Hey, gunners!! Boa leitura Xxx

Capítulo 6 - Five


P.O.V Helena

Eu não podia acreditar, era o Saul. Ele estava tão mudado, tão lindo e logo que eu coloquei meus olhos naquele garoto que antes me fazia a mais feliz entre todas as garotas do mundo, o sentimentos voltaram a tona e senti meus olhos ficarem úmidos. Queria abraçá-lo e matá-lo ao mesmo tempo. Como ele pôde?

Levei minhas mãos até minha boca para abafaçar os soluços, sentindo lágrimas escaparem de meus olhos involuntáriamente. Mas que droga! Por que isso está acontecendo agora? 

Me levanto de onde estava sentada e corro para dentro de casa, após ter o trabalho de passar pelo novo casal feliz. Me jogo no sofá, encolhendo-me no mesmo, abraço meus joelhos escondendo meu rosto sofrido e lavado em lágrimas. Eu não estava acreditando. Não queria acreditar. Só queria que isso tudo fosse um sonho e eu acordasse e e como se nada disso estivesse acontecido. Nunca foi tão horrível reencontra-lo. 

Sinto um toque em minha cabeça e logo levanto a mesma vendo quem me acariciava, era minha mãe. A olhei por alguns segundos e á abracei forte, mas muito forte do que eu pensava que podia. Só precisava dela, só ela e meu pai sabem o que eu passei, o quanto sofri na ausência dele como pai do meu filho.

- Querida, não chore, por favor. Não por ele. - disse passando a mão em meus cabelos enquanto eu agarrava sua camiseta, deixando lágrimas cair em seu ombro. 

- Mãe... - minha voz falha soou e mais lágrimas saíram de meus olhos, me fazendo parar de falar. Não me permitia a dizer uma palavra. É um dor indescritível. 

Eu não conseguia parar de falar e eu odiava isso. Minha progenitora levantou-me do sofá, me ajudando a subir as escadas para o terceiro andar, onde ficava. Entramos no seu quarto, sentamos na cama, me fazendo suspirar quando lá deitei. 

- Vou fazer um chá para você se acalmar. - disse beijando a minha testa lentamente, fazendo com que eu fechasse meus olhos, apreciando seu carinho.

- Obrigado, mãe. - enxuguei as lágrimas que haviam escorrido pelo meu rosto. - Anh...mãe? - chamei sua atenção, fazendo-a virar-se novamente para me olhar.

- Sim, querida. - me olhei abrindo a porta de maneira que lá fez seu típico barulho que irritava qualquer um, mas eu não me preocupava com isso.
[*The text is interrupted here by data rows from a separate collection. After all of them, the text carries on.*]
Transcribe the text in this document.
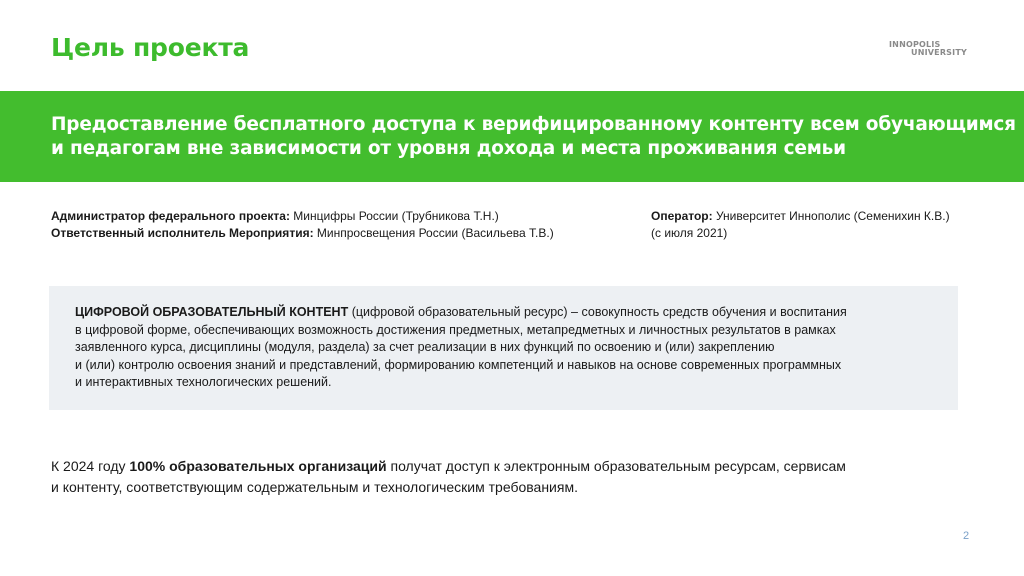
Цель проекта	INNOPOLIS
UNIVERSITY
Предоставление бесплатного доступа к верифицированному контенту всем обучающимся
и педагогам вне зависимости от уровня дохода и места проживания семьи
Администратор федерального проекта: Минцифры России (Трубникова Т.Н.)
Ответственный исполнитель Мероприятия: Минпросвещения России (Васильева Т.В.)
Оператор: Университет Иннополис (Семенихин К.В.)
(с июля 2021)
ЦИФРОВОЙ ОБРАЗОВАТЕЛЬНЫЙ КОНТЕНТ (цифровой образовательный ресурс) – совокупность средств обучения и воспитания
в цифровой форме, обеспечивающих возможность достижения предметных, метапредметных и личностных результатов в рамках
заявленного курса, дисциплины (модуля, раздела) за счет реализации в них функций по освоению и (или) закреплению
и (или) контролю освоения знаний и представлений, формированию компетенций и навыков на основе современных программных
и интерактивных технологических решений.
К 2024 году 100% образовательных организаций получат доступ к электронным образовательным ресурсам, сервисам
и контенту, соответствующим содержательным и технологическим требованиям.
2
- Traga London para mim? Não quero que ele fique lá em baixo com ele. - pedi ao suspirar, sentido as lágrimas e a dor irem embora aos poucos. Só quero esquece-lo de uma vez por todas. Ele faz muito mal a mim. 

- Claro, meu amor. - sorriu e saiu do quarto fechando a porta lentamente.

Levo minhas mãos em meu rosto, suspirando e não querendo acreditar no que estava acontecendo comigo neste momento. Saul estava em minha mente novamente e isso me deixava mais sensível. Ele estava com a minha irmã, eu havia mostrado fotos dela á ele, como não á reconheceu e foi tão sujo a esse ponto? O odeio tanto.

P.V.O Saul

Quando meus olhos capturaram a imagem de Helena em frente aos meus olhos, meu coração começou a bater mais rápido e meu corpo todo congelou, me fazendo ficar sem reação alguma. Só fui acordado quando um vento passou por mim, com un cheiro de perfume feminino. Oh, Helena.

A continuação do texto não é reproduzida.